Abstract

Today, membrane separation plays an important role in the industry and is widely used in various industries. One of the most important methods for separating gas components from each other is the gaseous diffusion membrane separation. Studies on the membrane, apart from the geometry and diameter and thickness of the capillaries, can be applied to the kind of membrane. Given the fact that the however the Knudsen number increase, the separation will have occurred more and effective. Therefore, selecting membranes that are capable of operating at high temperatures will increase the Knudsen number and, as a result, increase separation factor. Therefore, generally, in the gas separation industry by membrane method, the use of ceramic membranes that are capable of working at high temperatures is preferable to other membranes. In this paper, two SF6 and VF6 gases are used as two components with the same mass percentage for modeling the gas diffusion system. Due to the fact that the Knudsen number of system are relatively high and the transient flow regime dominates the system, the DSMC method, a method based on the Boltzmann and Monte Carlo equations, is used. In order to investigate the effect of the membrane temperature on the final value of the separation of this system, four temperatures of 310, 350, 450 and 800 K were used with equal conditions and inputs to evaluate the effects of temperature increase on the number of particles and, finally, the separation factor.
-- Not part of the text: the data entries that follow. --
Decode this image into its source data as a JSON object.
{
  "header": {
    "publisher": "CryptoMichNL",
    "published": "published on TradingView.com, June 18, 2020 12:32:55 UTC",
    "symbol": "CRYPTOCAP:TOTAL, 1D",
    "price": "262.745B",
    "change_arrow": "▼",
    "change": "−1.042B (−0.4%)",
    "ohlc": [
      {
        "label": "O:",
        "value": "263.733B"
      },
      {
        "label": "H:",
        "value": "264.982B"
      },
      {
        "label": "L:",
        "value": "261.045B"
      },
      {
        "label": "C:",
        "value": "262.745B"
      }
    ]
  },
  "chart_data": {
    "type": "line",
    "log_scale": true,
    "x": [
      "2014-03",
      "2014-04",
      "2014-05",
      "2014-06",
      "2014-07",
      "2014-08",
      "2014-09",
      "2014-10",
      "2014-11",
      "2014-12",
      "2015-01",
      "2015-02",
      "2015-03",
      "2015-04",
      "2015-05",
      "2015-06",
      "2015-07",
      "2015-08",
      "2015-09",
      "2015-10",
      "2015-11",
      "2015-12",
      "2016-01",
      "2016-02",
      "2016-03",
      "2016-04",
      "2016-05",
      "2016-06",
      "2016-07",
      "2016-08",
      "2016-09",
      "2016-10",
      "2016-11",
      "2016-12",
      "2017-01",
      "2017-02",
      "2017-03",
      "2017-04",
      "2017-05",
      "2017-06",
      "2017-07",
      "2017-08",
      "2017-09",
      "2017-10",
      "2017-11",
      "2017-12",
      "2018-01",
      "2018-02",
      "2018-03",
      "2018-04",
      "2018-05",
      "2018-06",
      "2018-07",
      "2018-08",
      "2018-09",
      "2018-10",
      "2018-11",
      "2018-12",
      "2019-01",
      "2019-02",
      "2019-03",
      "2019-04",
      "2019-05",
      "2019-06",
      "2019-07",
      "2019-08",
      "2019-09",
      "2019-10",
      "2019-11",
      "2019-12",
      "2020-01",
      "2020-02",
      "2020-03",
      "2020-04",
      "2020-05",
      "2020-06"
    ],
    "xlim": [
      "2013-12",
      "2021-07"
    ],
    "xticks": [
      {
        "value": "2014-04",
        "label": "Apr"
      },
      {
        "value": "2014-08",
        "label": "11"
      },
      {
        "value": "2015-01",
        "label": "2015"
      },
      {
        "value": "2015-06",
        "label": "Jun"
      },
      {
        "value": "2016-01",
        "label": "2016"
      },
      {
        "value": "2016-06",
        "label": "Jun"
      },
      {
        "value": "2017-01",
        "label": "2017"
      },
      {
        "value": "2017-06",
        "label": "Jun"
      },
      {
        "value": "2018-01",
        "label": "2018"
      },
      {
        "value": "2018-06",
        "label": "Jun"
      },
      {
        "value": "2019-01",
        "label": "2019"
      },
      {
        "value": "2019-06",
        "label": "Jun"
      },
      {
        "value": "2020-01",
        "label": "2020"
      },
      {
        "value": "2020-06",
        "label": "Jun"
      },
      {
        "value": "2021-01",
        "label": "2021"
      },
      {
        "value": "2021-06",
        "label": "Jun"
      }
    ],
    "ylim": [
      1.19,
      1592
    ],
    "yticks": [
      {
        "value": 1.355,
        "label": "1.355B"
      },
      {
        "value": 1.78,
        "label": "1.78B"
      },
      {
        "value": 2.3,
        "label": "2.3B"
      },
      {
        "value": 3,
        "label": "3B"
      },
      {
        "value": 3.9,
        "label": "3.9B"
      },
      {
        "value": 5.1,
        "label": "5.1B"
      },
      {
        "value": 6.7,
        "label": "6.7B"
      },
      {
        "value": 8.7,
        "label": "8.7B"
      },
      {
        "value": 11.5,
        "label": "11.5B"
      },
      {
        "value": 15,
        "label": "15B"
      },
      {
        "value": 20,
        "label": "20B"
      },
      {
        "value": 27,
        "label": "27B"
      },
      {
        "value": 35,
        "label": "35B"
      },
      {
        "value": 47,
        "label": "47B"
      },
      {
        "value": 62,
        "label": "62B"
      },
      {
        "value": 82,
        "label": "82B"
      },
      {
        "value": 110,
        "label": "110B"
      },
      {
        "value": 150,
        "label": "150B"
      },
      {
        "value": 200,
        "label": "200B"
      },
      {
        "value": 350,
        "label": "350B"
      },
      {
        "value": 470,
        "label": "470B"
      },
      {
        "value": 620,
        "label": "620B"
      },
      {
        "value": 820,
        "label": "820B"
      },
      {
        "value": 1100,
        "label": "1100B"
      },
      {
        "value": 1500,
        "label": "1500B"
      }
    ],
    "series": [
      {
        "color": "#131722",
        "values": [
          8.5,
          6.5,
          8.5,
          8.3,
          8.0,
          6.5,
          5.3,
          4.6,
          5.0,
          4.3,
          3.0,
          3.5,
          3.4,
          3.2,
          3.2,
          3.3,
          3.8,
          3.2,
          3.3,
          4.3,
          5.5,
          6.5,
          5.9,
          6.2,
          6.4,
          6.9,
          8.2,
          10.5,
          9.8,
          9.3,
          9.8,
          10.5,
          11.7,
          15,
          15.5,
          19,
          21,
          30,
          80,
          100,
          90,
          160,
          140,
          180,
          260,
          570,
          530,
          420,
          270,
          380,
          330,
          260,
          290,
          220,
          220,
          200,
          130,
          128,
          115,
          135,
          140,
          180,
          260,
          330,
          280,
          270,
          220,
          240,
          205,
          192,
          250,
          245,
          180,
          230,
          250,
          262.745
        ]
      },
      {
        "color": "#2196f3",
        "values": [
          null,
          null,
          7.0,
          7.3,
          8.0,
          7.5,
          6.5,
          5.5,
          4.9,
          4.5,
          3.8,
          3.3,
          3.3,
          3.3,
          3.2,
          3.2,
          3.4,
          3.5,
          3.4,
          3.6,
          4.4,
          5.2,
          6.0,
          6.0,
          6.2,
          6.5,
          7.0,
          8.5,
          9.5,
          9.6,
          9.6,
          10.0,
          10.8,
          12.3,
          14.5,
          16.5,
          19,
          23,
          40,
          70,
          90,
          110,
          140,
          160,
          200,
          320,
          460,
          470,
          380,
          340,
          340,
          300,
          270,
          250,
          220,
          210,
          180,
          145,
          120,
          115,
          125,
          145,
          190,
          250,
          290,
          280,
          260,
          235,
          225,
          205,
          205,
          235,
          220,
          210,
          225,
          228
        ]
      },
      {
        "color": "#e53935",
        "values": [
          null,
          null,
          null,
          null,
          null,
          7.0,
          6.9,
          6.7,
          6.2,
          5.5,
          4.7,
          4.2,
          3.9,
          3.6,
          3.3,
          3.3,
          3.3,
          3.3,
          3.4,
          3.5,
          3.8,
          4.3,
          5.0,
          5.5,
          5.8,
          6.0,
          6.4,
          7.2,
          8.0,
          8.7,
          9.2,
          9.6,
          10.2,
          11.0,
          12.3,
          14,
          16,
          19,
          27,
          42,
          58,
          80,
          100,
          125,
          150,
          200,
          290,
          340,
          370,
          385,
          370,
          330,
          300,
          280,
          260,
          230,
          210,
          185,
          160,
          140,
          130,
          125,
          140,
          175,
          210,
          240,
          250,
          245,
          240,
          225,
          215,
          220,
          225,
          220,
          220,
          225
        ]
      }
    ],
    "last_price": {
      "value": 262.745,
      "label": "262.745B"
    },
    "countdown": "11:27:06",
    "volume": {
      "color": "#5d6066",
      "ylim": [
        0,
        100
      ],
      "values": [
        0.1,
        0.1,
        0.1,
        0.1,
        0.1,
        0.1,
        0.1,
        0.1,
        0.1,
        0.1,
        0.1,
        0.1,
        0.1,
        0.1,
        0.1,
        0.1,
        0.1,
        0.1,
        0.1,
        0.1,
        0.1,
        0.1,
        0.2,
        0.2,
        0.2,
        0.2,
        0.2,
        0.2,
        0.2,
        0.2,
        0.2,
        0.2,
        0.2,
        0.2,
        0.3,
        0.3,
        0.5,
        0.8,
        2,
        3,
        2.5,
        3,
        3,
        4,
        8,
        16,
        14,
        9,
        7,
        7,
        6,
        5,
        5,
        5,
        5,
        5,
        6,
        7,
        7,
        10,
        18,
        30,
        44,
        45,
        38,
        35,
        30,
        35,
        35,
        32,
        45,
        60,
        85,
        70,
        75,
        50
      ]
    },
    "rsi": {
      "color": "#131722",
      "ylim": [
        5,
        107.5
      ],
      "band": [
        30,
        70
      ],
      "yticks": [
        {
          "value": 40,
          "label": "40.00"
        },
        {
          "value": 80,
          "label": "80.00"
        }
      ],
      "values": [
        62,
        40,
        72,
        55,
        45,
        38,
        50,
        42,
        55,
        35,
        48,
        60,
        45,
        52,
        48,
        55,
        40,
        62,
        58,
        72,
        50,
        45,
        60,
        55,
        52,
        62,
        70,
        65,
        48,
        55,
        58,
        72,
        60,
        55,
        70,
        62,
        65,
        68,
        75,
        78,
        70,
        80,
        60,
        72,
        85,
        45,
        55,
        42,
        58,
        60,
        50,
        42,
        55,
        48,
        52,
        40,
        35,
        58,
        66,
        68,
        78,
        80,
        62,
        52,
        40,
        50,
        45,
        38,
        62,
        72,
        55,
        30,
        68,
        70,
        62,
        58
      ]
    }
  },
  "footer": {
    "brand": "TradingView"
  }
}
In the results, it will be shown that with increasing temperature, changes in the enrichment of the waste and product will be higher variation than the input gas, and more efficient separation will be practically done at high temperatures. Therefore, in industries using ceramic membranes and generally membranes that are capable of working at high temperatures, it will be more cost effective than other membranes, and through the cascade and fewer steps it will reach the final richness, which will cause the setup cost Decrease.